Wenezuelska opozycja, mająca większość w parlamencie, poinformowała we wtorek o rozpoczęciu kampanii, której celem jest doprowadzenie do organizacji referendum w sprawie odwołania prezydenta Nicolasa Maduro, po tygodniach kryzysu instytucjonalnego.
Koalicja na rzecz Jedności Demokratycznej (MUD), która zwyciężyła w grudniowych wyborach parlamentarnych, zapowiedziała także starania na rzecz wniesienia poprawek do konstytucji, aby ograniczyć z sześciu do czterech lat kadencję socjalisty Maduro; obecnie wygasa ona w 2019 roku.
"Ludowy ruch nacisku"
Przywódca Koalicji Jesus Torrealba oświadczył, że ponad 20 wchodzących w jej skład partii jednomyślnie zdecydowało uruchomić "wszelkie mechanizmy dla zmian" w konstytucji Wenezueli w poszukiwaniu "rządu jedności narodowej". Opozycja chce w tym celu "zmobilizować większy niż dotychczas ludowy ruch nacisku".

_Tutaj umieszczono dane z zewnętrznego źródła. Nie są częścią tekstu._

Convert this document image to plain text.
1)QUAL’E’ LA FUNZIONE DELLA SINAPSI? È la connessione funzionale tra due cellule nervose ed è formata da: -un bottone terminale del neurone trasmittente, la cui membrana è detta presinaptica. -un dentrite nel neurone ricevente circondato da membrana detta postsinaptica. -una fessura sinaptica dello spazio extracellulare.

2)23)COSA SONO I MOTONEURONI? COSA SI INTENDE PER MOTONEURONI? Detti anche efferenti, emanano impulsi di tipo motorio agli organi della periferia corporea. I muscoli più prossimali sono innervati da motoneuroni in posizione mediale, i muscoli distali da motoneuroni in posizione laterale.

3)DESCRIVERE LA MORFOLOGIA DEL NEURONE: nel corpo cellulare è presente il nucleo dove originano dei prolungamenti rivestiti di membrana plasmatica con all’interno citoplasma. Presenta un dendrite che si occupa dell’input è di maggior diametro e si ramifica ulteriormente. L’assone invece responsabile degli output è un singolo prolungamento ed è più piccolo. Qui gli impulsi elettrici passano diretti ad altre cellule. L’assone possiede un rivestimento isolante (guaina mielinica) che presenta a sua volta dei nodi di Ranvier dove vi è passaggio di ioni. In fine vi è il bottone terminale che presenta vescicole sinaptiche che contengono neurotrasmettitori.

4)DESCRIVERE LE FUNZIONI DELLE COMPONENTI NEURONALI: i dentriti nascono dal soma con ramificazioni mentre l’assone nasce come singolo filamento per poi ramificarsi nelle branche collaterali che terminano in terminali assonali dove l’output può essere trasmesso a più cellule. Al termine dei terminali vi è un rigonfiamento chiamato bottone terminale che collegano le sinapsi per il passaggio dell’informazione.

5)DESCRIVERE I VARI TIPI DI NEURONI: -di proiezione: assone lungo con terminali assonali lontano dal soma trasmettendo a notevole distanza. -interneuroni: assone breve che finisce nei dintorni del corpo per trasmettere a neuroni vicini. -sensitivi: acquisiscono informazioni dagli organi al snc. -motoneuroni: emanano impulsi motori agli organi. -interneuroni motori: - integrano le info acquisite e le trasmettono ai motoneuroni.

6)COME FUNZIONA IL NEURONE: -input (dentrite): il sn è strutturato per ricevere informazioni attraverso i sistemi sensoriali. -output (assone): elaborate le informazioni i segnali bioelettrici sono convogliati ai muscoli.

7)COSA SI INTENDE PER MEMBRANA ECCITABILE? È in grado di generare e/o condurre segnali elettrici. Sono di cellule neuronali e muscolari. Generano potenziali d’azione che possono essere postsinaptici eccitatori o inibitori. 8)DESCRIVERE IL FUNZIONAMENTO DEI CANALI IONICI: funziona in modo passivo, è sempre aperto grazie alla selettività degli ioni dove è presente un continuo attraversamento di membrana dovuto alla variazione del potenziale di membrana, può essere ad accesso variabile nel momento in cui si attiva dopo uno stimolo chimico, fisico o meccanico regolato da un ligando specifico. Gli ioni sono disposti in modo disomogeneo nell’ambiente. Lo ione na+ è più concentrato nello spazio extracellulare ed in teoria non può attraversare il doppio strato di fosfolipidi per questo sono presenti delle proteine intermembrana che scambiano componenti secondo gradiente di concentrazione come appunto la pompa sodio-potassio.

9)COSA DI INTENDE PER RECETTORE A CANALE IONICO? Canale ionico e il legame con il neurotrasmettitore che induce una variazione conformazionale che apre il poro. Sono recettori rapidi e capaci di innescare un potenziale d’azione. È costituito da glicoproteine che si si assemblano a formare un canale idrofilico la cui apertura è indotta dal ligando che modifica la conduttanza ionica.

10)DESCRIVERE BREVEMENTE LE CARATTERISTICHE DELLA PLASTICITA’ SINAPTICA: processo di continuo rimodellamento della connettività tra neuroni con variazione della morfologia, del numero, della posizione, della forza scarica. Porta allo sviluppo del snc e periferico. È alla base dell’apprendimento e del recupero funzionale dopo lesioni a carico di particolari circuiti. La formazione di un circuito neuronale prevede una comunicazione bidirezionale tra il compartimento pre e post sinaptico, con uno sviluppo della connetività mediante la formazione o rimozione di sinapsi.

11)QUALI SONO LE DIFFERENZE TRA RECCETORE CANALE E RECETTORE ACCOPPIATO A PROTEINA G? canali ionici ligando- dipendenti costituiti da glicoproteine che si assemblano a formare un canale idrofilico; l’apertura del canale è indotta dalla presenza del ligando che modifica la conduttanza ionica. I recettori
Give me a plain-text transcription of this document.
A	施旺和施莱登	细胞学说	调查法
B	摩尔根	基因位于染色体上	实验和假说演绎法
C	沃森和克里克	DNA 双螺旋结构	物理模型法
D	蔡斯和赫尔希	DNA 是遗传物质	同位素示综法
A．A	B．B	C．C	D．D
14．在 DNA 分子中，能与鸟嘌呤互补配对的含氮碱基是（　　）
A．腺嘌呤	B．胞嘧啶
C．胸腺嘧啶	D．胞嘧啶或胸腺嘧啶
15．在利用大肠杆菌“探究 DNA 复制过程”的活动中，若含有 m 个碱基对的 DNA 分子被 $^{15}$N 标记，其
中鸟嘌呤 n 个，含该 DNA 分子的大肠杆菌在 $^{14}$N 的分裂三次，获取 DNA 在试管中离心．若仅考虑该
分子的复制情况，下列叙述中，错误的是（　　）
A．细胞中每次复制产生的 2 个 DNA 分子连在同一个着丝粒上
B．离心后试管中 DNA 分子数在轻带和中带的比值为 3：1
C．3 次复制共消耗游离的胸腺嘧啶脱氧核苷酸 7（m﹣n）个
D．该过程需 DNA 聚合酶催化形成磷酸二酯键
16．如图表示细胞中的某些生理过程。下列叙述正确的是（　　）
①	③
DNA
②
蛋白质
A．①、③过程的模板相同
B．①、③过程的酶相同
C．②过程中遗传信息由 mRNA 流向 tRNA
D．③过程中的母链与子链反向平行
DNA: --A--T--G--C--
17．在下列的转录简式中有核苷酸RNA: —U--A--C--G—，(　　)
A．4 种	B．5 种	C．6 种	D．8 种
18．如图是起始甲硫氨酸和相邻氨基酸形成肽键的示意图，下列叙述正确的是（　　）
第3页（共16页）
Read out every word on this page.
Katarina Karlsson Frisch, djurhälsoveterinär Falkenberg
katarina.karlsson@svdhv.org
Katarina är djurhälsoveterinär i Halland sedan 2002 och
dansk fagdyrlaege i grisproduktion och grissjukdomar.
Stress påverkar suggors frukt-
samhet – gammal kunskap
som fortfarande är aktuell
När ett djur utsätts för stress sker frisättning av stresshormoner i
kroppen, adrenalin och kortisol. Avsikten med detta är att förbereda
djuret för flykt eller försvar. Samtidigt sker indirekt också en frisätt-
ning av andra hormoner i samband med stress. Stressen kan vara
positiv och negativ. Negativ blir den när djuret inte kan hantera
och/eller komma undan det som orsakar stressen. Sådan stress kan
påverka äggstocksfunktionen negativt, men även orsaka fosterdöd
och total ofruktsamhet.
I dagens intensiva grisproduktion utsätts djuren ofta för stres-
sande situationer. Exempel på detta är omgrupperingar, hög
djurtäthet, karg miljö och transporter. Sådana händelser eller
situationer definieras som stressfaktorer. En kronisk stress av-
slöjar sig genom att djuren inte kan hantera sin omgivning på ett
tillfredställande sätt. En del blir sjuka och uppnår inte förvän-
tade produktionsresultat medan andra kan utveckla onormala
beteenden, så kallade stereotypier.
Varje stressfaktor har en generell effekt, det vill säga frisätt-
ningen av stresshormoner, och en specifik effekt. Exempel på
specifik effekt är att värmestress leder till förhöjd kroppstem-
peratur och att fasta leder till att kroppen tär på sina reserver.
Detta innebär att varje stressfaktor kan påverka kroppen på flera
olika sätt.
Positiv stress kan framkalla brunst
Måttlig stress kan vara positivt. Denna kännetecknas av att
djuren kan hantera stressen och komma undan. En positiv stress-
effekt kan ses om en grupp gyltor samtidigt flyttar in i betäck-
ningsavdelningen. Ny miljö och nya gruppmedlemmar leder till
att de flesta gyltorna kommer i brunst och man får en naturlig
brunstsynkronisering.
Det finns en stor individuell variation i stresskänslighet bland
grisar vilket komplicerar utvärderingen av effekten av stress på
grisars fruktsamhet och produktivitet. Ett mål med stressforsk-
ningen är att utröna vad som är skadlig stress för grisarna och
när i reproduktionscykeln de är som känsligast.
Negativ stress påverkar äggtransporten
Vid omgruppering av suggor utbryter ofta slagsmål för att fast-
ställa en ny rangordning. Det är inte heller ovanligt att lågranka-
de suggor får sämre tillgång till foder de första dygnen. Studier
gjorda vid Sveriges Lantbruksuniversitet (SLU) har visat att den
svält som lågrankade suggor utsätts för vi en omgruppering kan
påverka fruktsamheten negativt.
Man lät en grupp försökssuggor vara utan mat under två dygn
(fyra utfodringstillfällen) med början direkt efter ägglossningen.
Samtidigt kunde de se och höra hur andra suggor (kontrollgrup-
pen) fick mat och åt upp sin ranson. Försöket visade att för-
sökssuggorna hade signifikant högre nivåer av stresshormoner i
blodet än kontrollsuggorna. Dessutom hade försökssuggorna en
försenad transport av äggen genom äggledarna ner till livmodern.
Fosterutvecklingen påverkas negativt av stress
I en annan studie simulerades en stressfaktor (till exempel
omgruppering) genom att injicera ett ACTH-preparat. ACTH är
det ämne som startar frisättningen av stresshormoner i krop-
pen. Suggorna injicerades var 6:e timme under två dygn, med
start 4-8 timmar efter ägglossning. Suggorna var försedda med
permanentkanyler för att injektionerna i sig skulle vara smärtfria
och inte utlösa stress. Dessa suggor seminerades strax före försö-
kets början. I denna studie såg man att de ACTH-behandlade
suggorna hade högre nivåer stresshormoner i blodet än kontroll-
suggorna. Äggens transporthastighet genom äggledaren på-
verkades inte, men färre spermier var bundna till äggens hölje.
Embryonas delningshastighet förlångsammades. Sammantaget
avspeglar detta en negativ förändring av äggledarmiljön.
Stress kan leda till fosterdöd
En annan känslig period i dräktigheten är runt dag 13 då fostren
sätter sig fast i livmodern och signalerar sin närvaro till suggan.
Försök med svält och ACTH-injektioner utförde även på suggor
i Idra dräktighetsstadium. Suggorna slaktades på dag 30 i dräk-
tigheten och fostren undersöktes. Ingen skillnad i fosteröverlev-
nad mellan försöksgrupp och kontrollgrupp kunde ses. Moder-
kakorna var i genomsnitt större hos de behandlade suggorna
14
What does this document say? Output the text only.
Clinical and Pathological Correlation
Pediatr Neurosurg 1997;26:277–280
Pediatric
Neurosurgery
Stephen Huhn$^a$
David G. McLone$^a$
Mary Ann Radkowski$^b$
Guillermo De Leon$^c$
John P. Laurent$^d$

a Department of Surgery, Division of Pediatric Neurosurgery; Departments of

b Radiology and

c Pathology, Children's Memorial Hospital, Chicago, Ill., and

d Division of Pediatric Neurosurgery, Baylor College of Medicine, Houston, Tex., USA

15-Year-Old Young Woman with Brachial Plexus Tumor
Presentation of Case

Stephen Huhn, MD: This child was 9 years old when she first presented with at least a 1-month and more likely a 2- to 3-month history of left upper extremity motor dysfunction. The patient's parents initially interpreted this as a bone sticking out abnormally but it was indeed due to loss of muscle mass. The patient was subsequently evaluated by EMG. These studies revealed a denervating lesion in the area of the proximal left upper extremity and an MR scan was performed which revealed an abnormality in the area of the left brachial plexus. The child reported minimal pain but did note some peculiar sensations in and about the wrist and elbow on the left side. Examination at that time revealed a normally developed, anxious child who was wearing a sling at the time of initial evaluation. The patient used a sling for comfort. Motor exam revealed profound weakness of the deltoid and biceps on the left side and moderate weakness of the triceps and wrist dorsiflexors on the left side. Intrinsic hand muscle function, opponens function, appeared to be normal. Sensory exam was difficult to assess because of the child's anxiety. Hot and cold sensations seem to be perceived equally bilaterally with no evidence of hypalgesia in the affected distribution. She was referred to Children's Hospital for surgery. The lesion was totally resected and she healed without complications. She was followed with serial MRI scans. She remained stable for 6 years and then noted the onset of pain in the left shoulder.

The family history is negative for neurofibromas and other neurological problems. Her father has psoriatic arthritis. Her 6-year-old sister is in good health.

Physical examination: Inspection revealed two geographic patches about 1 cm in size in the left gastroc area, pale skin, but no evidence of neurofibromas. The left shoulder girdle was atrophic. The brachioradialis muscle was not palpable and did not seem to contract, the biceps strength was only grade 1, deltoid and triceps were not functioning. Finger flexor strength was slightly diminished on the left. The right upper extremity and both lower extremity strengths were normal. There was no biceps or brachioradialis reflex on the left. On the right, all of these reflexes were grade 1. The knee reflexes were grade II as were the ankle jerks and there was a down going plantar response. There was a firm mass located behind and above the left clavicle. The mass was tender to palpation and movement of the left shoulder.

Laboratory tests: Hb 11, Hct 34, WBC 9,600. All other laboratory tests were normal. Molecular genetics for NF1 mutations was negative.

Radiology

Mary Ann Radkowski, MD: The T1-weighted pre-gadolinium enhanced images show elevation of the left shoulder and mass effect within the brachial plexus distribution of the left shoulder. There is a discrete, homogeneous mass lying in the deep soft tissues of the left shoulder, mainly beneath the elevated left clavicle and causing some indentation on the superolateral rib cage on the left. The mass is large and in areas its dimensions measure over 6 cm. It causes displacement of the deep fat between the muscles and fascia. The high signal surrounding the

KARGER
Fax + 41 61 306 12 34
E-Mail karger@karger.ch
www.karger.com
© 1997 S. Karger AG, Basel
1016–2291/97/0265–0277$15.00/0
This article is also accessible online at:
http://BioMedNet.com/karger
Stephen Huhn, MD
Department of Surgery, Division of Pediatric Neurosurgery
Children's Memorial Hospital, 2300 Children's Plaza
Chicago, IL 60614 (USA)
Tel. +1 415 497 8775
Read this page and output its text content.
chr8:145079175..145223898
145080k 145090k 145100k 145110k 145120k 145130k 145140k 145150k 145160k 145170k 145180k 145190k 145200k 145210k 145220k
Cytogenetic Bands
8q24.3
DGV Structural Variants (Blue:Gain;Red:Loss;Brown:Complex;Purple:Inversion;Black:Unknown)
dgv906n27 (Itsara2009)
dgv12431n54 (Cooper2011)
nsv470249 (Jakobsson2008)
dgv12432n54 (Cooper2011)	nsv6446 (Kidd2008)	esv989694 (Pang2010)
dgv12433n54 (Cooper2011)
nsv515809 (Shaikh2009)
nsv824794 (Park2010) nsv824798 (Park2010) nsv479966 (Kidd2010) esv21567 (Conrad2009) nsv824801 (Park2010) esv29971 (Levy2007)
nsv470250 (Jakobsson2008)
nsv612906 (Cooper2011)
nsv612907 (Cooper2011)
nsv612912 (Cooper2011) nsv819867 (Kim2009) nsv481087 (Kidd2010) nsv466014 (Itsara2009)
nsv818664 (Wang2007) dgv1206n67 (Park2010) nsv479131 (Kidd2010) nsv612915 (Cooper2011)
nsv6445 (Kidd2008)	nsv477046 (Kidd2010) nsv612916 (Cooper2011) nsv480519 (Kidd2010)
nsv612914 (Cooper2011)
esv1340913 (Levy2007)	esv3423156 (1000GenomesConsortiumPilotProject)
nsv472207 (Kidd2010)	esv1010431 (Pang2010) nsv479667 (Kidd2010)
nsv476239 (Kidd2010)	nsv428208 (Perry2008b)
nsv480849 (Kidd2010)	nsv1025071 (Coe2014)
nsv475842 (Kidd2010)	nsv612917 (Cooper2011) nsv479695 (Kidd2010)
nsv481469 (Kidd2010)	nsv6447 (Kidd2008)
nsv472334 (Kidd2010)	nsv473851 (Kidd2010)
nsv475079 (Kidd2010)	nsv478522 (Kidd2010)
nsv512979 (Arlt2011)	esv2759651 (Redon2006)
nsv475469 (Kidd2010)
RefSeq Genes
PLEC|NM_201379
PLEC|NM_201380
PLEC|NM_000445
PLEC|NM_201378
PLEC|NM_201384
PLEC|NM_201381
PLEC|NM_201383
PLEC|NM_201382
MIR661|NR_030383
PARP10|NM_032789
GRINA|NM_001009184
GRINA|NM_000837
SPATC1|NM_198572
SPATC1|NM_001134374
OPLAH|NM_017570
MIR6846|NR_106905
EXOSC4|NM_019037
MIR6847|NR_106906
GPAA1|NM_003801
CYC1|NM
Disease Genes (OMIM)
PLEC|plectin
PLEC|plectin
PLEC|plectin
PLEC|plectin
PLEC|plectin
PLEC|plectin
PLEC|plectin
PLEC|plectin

Jednak według analityków procedury rozważane przez opozycyjną większość będą wymagały zgody dwóch instytucji uważanych za zbliżone do rządu, czyli Najwyższego Trybunału Sprawiedliwości i Krajowej Komisji Wyborczej.
Kryzys państwa
Kraj zmaga się z kryzysem instytucjonalnym od czasu pierwszego od 1999 roku wyborczego zwycięstwa opozycji.
Po przegranych wyborach parlamentarnych z 6 grudnia 2015 roku zwolennicy rządu prezydenta Maduro, zwani chavistami (od nazwiska zmarłego w 2013 roku, po niemal 15-letniej prezydenturze przywódcy lewicowej Rewolucji Boliwariańskiej Hugo Chaveza), mianowali 34 nowych sędziów (13 pełnych członków i 21 zastępców) Najwyższego Trybunału Sprawiedliwości. Wyrok Trybunału narzucił parlamentowi "limity legislacyjne".
Blokada instytucjonalna nakłada się na głęboki kryzys gospodarczy, wywołany spadkiem cen ropy naftowej, która jest główną "walutą" Wenezueli, a sytuacja w kraju wobec inflacji (180,9 proc. w 2015 roku) staje się coraz bardziej wybuchowa.